Dark Horse Comics going to day-and-date release, and the subsequent kerfuffle over the pricing has lead to a renewed look at the digital comics insurrection or opportunity, depending on how where you’re looking from.
Comic book writer Brian Wood (Northlanders, DMZ) posted his own thoughts on the rise and mystery of digital comics as a major issue in the current comic book market. It’s worth it to go read the entire post, but here are some selections of note. This is one of the few responses I’ve seen from the creative side of the industry, as other corners of comics make many proclamations, almost none with the hard use of historical evidence, since there isn’t any, hence his title, The Digital Question Mark.
Everyone I know loves comic shops. Everyone I know who makes comics, especially creator-owned comics, is hurting, financially. EVERYONE is bleeding, its a bad time. So to what extent does digital as a publishing format represent an additional revenue stream, one on top of print sales through shops, one that can ease some of the suffering?
Don’t know. No one knows, because we aren’t seeing true sales numbers yet. No one’s figured out what the magic price point is, because none of the big players have taken the risk and offered a 99 cent comic, or a 1.99 comic, etc., in a meaningful way. The price point is being kept artificially high out of deference to our retail partners. The price that fair-minded readers WANT to buy digital comics at is starkly different from what’s they are currently set at.

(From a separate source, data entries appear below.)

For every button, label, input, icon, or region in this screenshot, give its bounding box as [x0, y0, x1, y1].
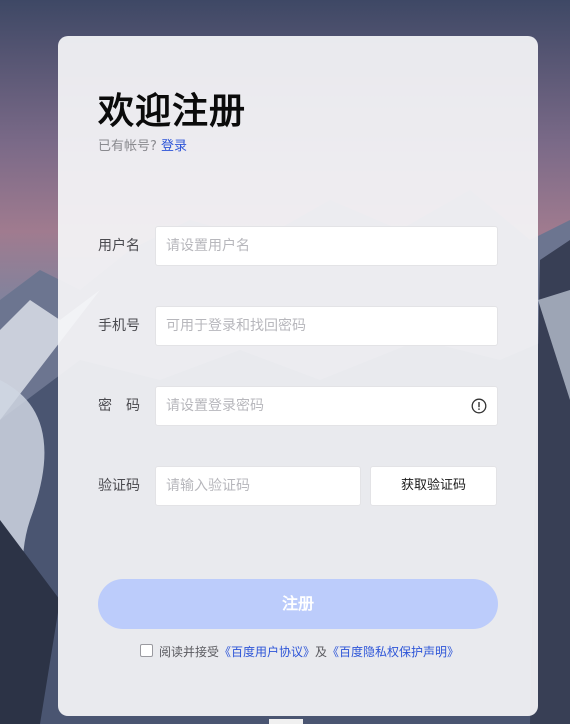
page-title: 欢迎注册 [98, 91, 247, 132]
phone-input[interactable] [156, 307, 466, 345]
agreement-checkbox[interactable] [140, 644, 153, 657]
agreement-and: 及 [315, 645, 328, 659]
user-agreement-link[interactable]: 《百度用户协议》 [219, 645, 315, 659]
privacy-policy-link[interactable]: 《百度隐私权保护声明》 [327, 645, 459, 659]
login-prompt: 已有帐号? 登录 [98, 138, 187, 156]
code-input[interactable] [156, 467, 356, 505]
password-input[interactable] [156, 387, 466, 425]
password-field[interactable] [155, 386, 498, 426]
info-icon[interactable] [471, 398, 487, 414]
password-label: 密 码 [98, 398, 140, 414]
agreement-row: 阅读并接受《百度用户协议》及《百度隐私权保护声明》 [140, 642, 459, 662]
username-label: 用户名 [98, 238, 140, 254]
phone-field[interactable] [155, 306, 498, 346]
get-code-button[interactable]: 获取验证码 [370, 466, 497, 506]
register-button[interactable]: 注册 [98, 579, 498, 629]
username-field[interactable] [155, 226, 498, 266]
code-label: 验证码 [98, 478, 140, 494]
login-link[interactable]: 登录 [161, 139, 187, 154]
bottom-tab-indicator [269, 719, 303, 724]
phone-label: 手机号 [98, 318, 140, 334]
code-field[interactable] [155, 466, 361, 506]
agreement-prefix: 阅读并接受 [159, 645, 220, 659]
username-input[interactable] [156, 227, 466, 265]
register-card: 欢迎注册 已有帐号? 登录 用户名 手机号 密 码 验证码 获取验证码 注册 阅… [58, 36, 538, 716]
has-account-text: 已有帐号? [98, 139, 157, 154]
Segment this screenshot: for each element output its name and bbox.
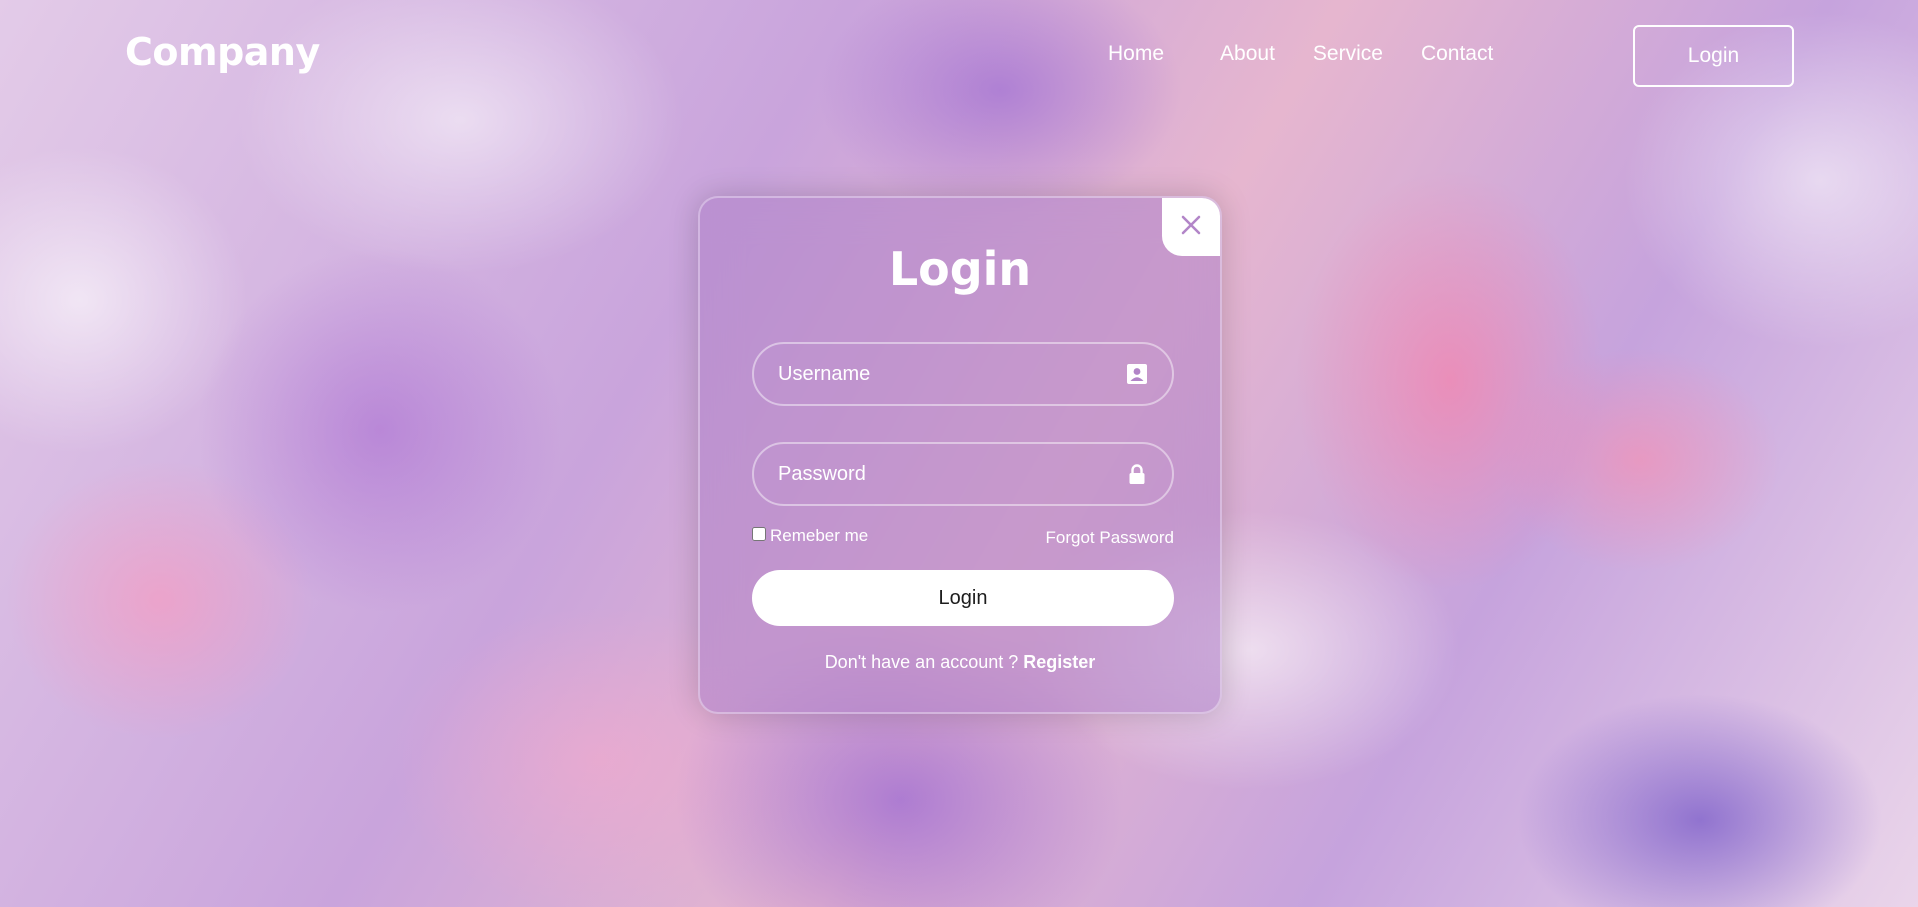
company-logo[interactable]: Company [125,30,320,74]
password-input[interactable] [754,444,1172,504]
login-submit-button[interactable]: Login [752,570,1174,626]
nav-service[interactable]: Service [1313,42,1383,66]
username-field-wrapper [752,342,1174,406]
remember-label: Remeber me [770,526,869,545]
register-prompt: Don't have an account ? [824,652,1024,672]
username-input[interactable] [754,344,1172,404]
modal-title: Login [888,242,1032,296]
remember-checkbox[interactable] [752,527,766,541]
lock-icon [1126,463,1148,485]
remember-me[interactable]: Remeber me [752,526,868,546]
nav-home[interactable]: Home [1108,42,1164,66]
register-row: Don't have an account ? Register [700,652,1220,673]
remember-row: Remeber me Forgot Password [752,526,1174,550]
login-modal: Login Remeber me Forgot Password Login [698,196,1222,714]
close-icon [1180,214,1202,240]
header-login-button[interactable]: Login [1633,25,1794,87]
nav-about[interactable]: About [1220,42,1275,66]
nav-contact[interactable]: Contact [1421,42,1493,66]
forgot-password-link[interactable]: Forgot Password [1046,528,1175,548]
user-card-icon [1126,363,1148,385]
register-link[interactable]: Register [1023,652,1095,672]
site-header: Company Home About Service Contact Login [0,0,1918,112]
password-field-wrapper [752,442,1174,506]
main-nav: Home About Service Contact [1108,42,1531,66]
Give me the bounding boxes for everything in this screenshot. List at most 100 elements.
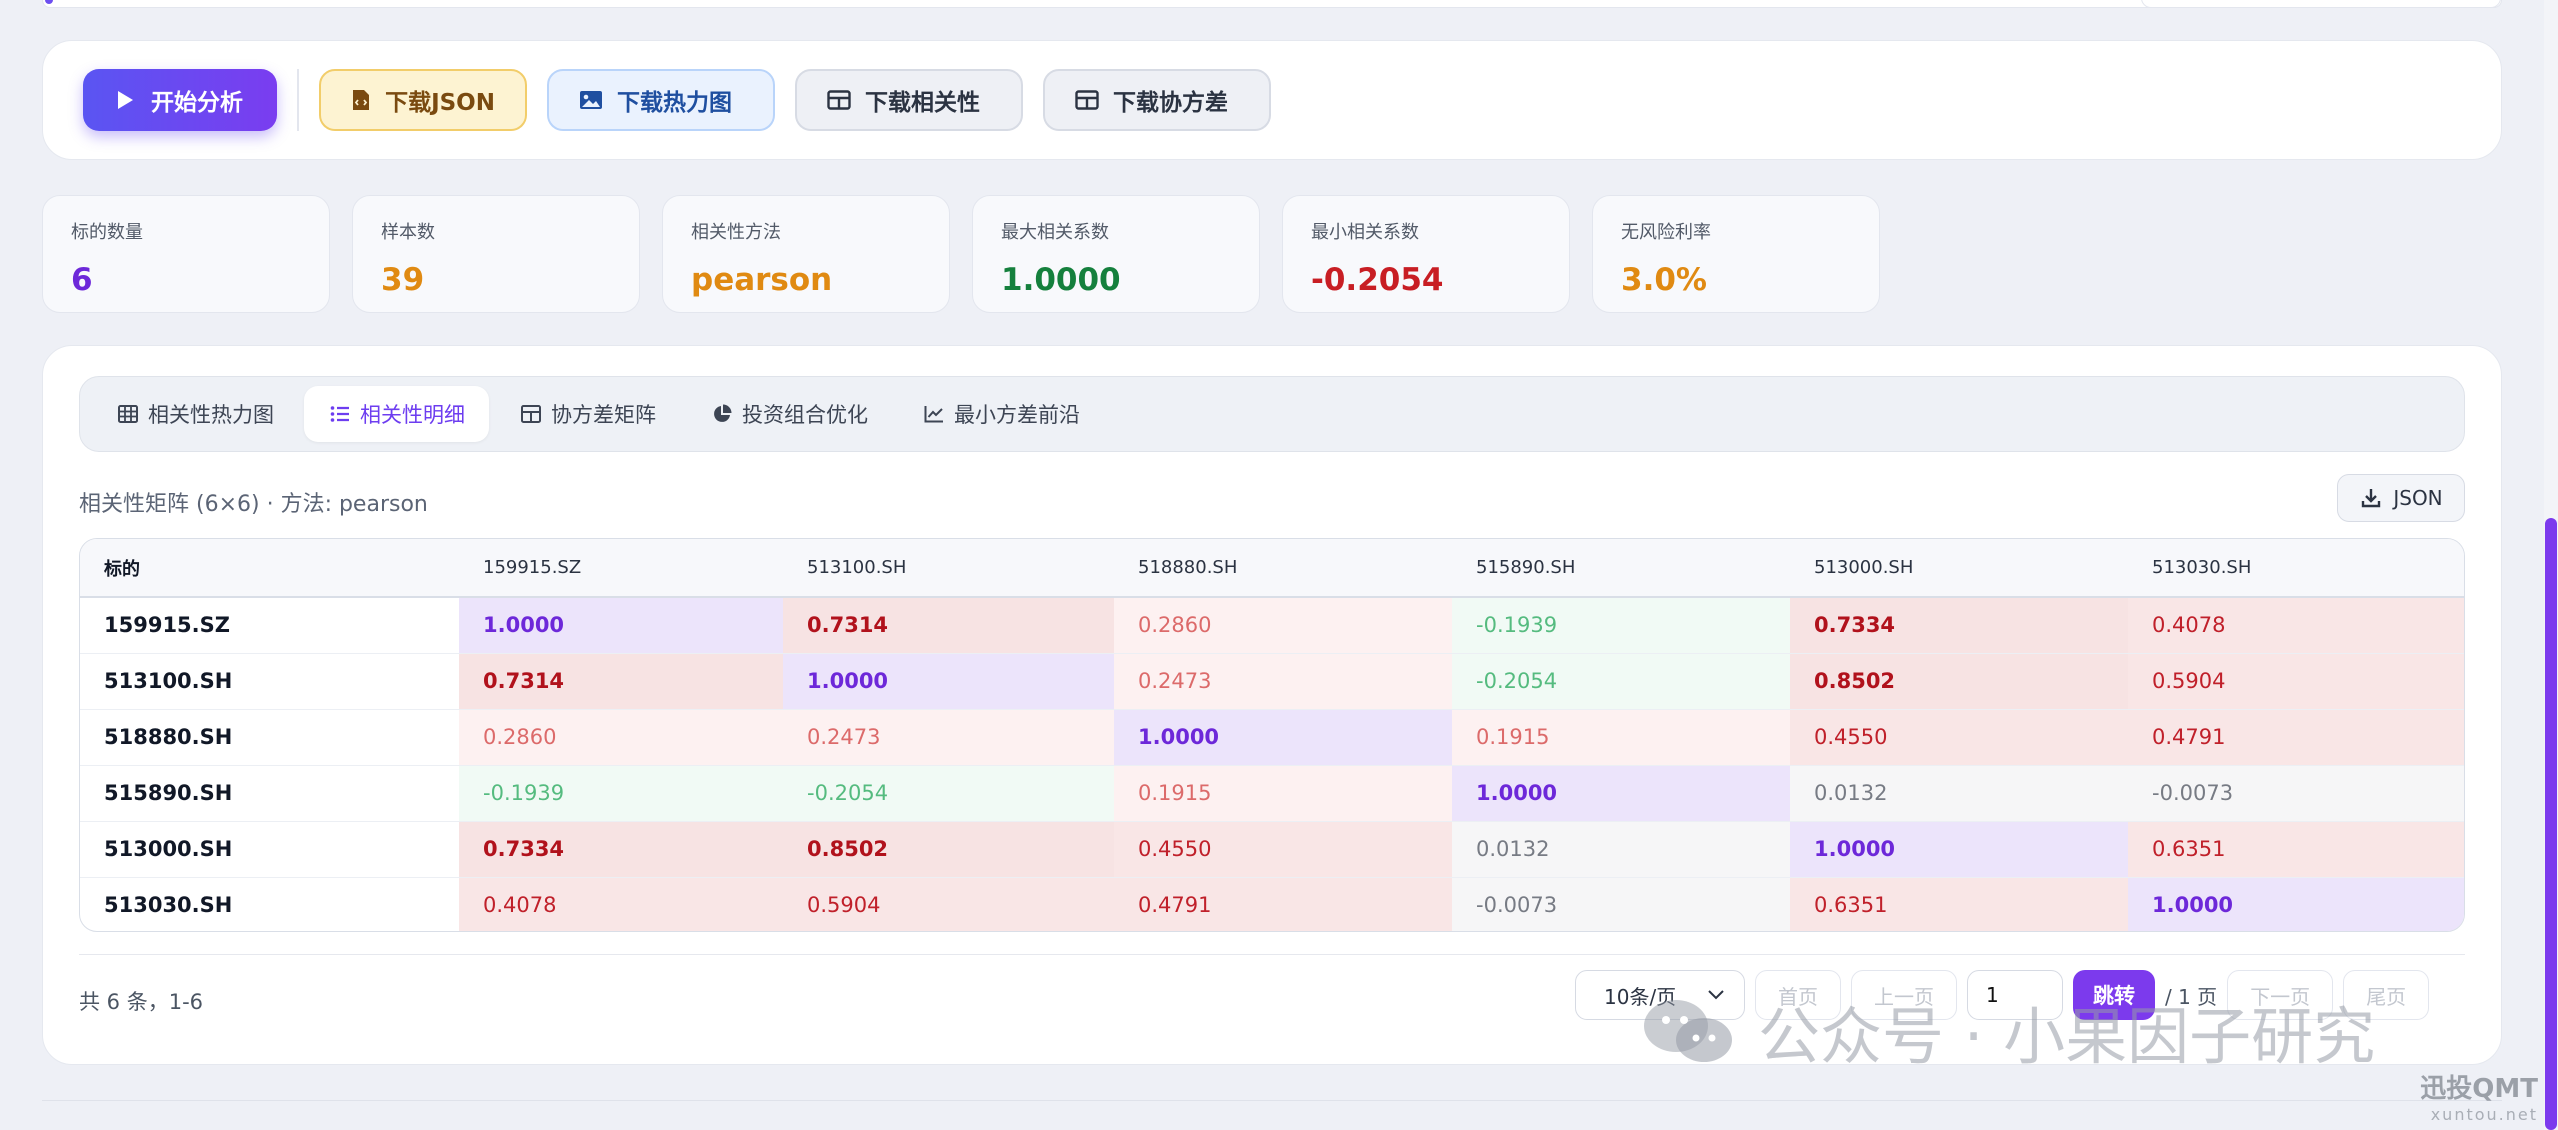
correlation-cell: 0.4791 xyxy=(2128,709,2464,766)
row-label: 513100.SH xyxy=(80,653,459,710)
download-json-button[interactable]: 下载JSON xyxy=(319,69,527,131)
row-label: 515890.SH xyxy=(80,765,459,822)
stat-value: pearson xyxy=(691,262,833,298)
stat-label: 相关性方法 xyxy=(691,222,781,243)
top-right-control[interactable] xyxy=(2141,0,2501,8)
download-covariance-button[interactable]: 下载协方差 xyxy=(1043,69,1271,131)
jump-button[interactable]: 跳转 xyxy=(2073,970,2155,1020)
column-header[interactable]: 513030.SH xyxy=(2128,539,2464,598)
tab-min-variance-frontier[interactable]: 最小方差前沿 xyxy=(898,386,1104,442)
correlation-cell: -0.2054 xyxy=(783,765,1114,822)
stat-value: 39 xyxy=(381,262,425,298)
brand-watermark: 迅投QMT xuntou.net xyxy=(2420,1068,2538,1124)
search-icon xyxy=(45,0,53,4)
pie-icon xyxy=(710,402,734,426)
download-heatmap-label: 下载热力图 xyxy=(617,90,732,116)
correlation-cell: 0.7314 xyxy=(459,653,783,710)
download-correlation-label: 下载相关性 xyxy=(865,90,980,116)
tab-label: 投资组合优化 xyxy=(742,403,868,427)
correlation-cell: 1.0000 xyxy=(1790,821,2128,878)
correlation-cell: 0.1915 xyxy=(1114,765,1452,822)
column-header[interactable]: 518880.SH xyxy=(1114,539,1452,598)
correlation-cell: 0.4791 xyxy=(1114,877,1452,931)
line-chart-icon xyxy=(922,402,946,426)
tab-correlation-detail[interactable]: 相关性明细 xyxy=(304,386,489,442)
row-label: 513000.SH xyxy=(80,821,459,878)
stat-card-sample-count: 样本数 39 xyxy=(352,195,640,313)
pagination: 10条/页 首页 上一页 跳转 / 1 页 下一页 尾页 xyxy=(1575,970,2430,1020)
correlation-cell: 0.0132 xyxy=(1790,765,2128,822)
correlation-cell: 1.0000 xyxy=(783,653,1114,710)
correlation-cell: 0.6351 xyxy=(2128,821,2464,878)
stat-value: 6 xyxy=(71,262,93,298)
stat-label: 最大相关系数 xyxy=(1001,222,1109,243)
column-header[interactable]: 159915.SZ xyxy=(459,539,783,598)
image-icon xyxy=(579,88,603,112)
result-tabs: 相关性热力图 相关性明细 协方差矩阵 投资组合优化 最小方差前沿 xyxy=(79,376,2465,452)
column-header[interactable]: 515890.SH xyxy=(1452,539,1790,598)
download-icon xyxy=(2359,486,2383,510)
row-label: 159915.SZ xyxy=(80,597,459,654)
top-search-strip xyxy=(42,0,2502,8)
export-json-label: JSON xyxy=(2393,486,2443,510)
start-analysis-label: 开始分析 xyxy=(151,90,243,116)
table-icon xyxy=(1075,88,1099,112)
correlation-cell: 0.1915 xyxy=(1452,709,1790,766)
stat-card-asset-count: 标的数量 6 xyxy=(42,195,330,313)
first-page-button[interactable]: 首页 xyxy=(1755,970,1841,1020)
matrix-title: 相关性矩阵 (6×6) · 方法: pearson xyxy=(79,492,428,517)
correlation-cell: 0.5904 xyxy=(783,877,1114,931)
correlation-cell: 0.2860 xyxy=(459,709,783,766)
brand-site: xuntou.net xyxy=(2430,1105,2538,1124)
page-number-input[interactable] xyxy=(1967,970,2063,1020)
results-panel: 相关性热力图 相关性明细 协方差矩阵 投资组合优化 最小方差前沿 相关性矩阵 (… xyxy=(42,345,2502,1065)
correlation-cell: 0.5904 xyxy=(2128,653,2464,710)
correlation-cell: 0.0132 xyxy=(1452,821,1790,878)
page-size-select[interactable]: 10条/页 xyxy=(1575,970,1745,1020)
correlation-cell: 1.0000 xyxy=(1452,765,1790,822)
list-icon xyxy=(328,402,352,426)
table-icon xyxy=(827,88,851,112)
start-analysis-button[interactable]: 开始分析 xyxy=(83,69,277,131)
tab-portfolio-optimization[interactable]: 投资组合优化 xyxy=(686,386,892,442)
play-icon xyxy=(113,88,137,112)
prev-page-button[interactable]: 上一页 xyxy=(1851,970,1957,1020)
row-label: 518880.SH xyxy=(80,709,459,766)
table-row: 518880.SH 0.2860 0.2473 1.0000 0.1915 0.4550 0… xyxy=(80,709,2464,766)
stat-label: 最小相关系数 xyxy=(1311,222,1419,243)
column-header[interactable]: 513100.SH xyxy=(783,539,1114,598)
tab-covariance-matrix[interactable]: 协方差矩阵 xyxy=(495,386,680,442)
stat-value: -0.2054 xyxy=(1311,262,1444,298)
toolbar-divider xyxy=(297,69,299,131)
stat-card-min-corr: 最小相关系数 -0.2054 xyxy=(1282,195,1570,313)
page-count: / 1 页 xyxy=(2165,984,2218,1009)
correlation-cell: 0.7334 xyxy=(459,821,783,878)
stat-card-max-corr: 最大相关系数 1.0000 xyxy=(972,195,1260,313)
stat-card-risk-free-rate: 无风险利率 3.0% xyxy=(1592,195,1880,313)
correlation-cell: 0.2473 xyxy=(1114,653,1452,710)
divider xyxy=(79,954,2465,955)
download-heatmap-button[interactable]: 下载热力图 xyxy=(547,69,775,131)
correlation-cell: 0.2860 xyxy=(1114,597,1452,654)
column-header[interactable]: 513000.SH xyxy=(1790,539,2128,598)
export-json-button[interactable]: JSON xyxy=(2337,474,2465,522)
correlation-cell: -0.1939 xyxy=(1452,597,1790,654)
correlation-cell: -0.0073 xyxy=(1452,877,1790,931)
tab-correlation-heatmap[interactable]: 相关性热力图 xyxy=(92,386,298,442)
table-header-row: 标的 159915.SZ 513100.SH 518880.SH 515890.… xyxy=(80,539,2464,598)
tab-label: 相关性热力图 xyxy=(148,403,274,427)
download-correlation-button[interactable]: 下载相关性 xyxy=(795,69,1023,131)
column-header[interactable]: 标的 xyxy=(80,539,459,598)
chevron-down-icon xyxy=(1704,983,1728,1007)
stat-value: 3.0% xyxy=(1621,262,1707,298)
last-page-button[interactable]: 尾页 xyxy=(2343,970,2430,1020)
scrollbar-thumb[interactable] xyxy=(2545,518,2557,1130)
next-page-button[interactable]: 下一页 xyxy=(2227,970,2334,1020)
scrollbar[interactable] xyxy=(2544,0,2558,1130)
tab-label: 协方差矩阵 xyxy=(551,403,656,427)
correlation-cell: 0.4078 xyxy=(2128,597,2464,654)
correlation-cell: 0.7334 xyxy=(1790,597,2128,654)
correlation-cell: -0.0073 xyxy=(2128,765,2464,822)
download-covariance-label: 下载协方差 xyxy=(1113,90,1228,116)
table-icon xyxy=(519,402,543,426)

This speaks to many of the thoughts that readers have had, and the dream price point of $0.99, which I tend to think is a dream we’ll never see unless the current market multiplies many times.
Did I mention everyone is bleeding? I get the frustration. But here’s the thing, speaking for myself:
I’ve had series cancelled recently. I’ve had pitches rejected for financial reasons. I’ve seen my editors laid off. I’ve taken page rate cuts (a LOT of us have). My income from royalties have dropped. Most comic shops don’t carry my books. I have very good reasons to suspect my career in comics may not survive as it is now. Things just plain suck, but I’ve taken these hits, figuring that everyone else is having hard times too. I don’t mind bleeding a little, and one ray of hope has been digital, the potential it has to maybe, just maybe, keep some of us going through these lean times. But like I said, we can never explore that potential to even just see if its there, as long as current pricing stay locked in.
So I’ll have to bleed a little more so that others can bleed a little less. The problem with that, to really keep abusing this metaphor, is that eventually I’ll just keel over and die from it.
Digital hasn’t taken over for the physical sales loss, and at a much lower price point, it never will. It is possible that eventually, a lower price point would lead to increased sales. We don’t know yet. Wood wants to try it, and obviously readers would support lower prices. But how do you keep the stores going? Wood wants to try it like this.
No sane creator, or publisher, wants to see comic shops hurt. We all have emotional connections to them, to the idea of them, and we count owners and employees as personal friends. We aren’t looking for digital to steal customers away from shops, but rather to be an additive thing, to be an additional source of income. To simply switch a current print consumer to a digital consumer does not solve any problems! It benefits no one at all. It will not save us.
When I thought my Dark Horse comics were to be sold digitally at 1.99, I devised a plan to make the print singles a luxury object specifically for the benefit of the retailer community, to make it a unique book with truly added-value content so that the two formats would not be in competition for the same product. So that the “higher priced” print single would be justified in the eyes of retailers and readers.
Things to note: Brian Wood is the writer of the upcoming Conan the Barbarian and The Massive from Dark Horse. Also, iFanboy is owned by Graphicly, a digital comics company. Everyone in comics has a horse in this race.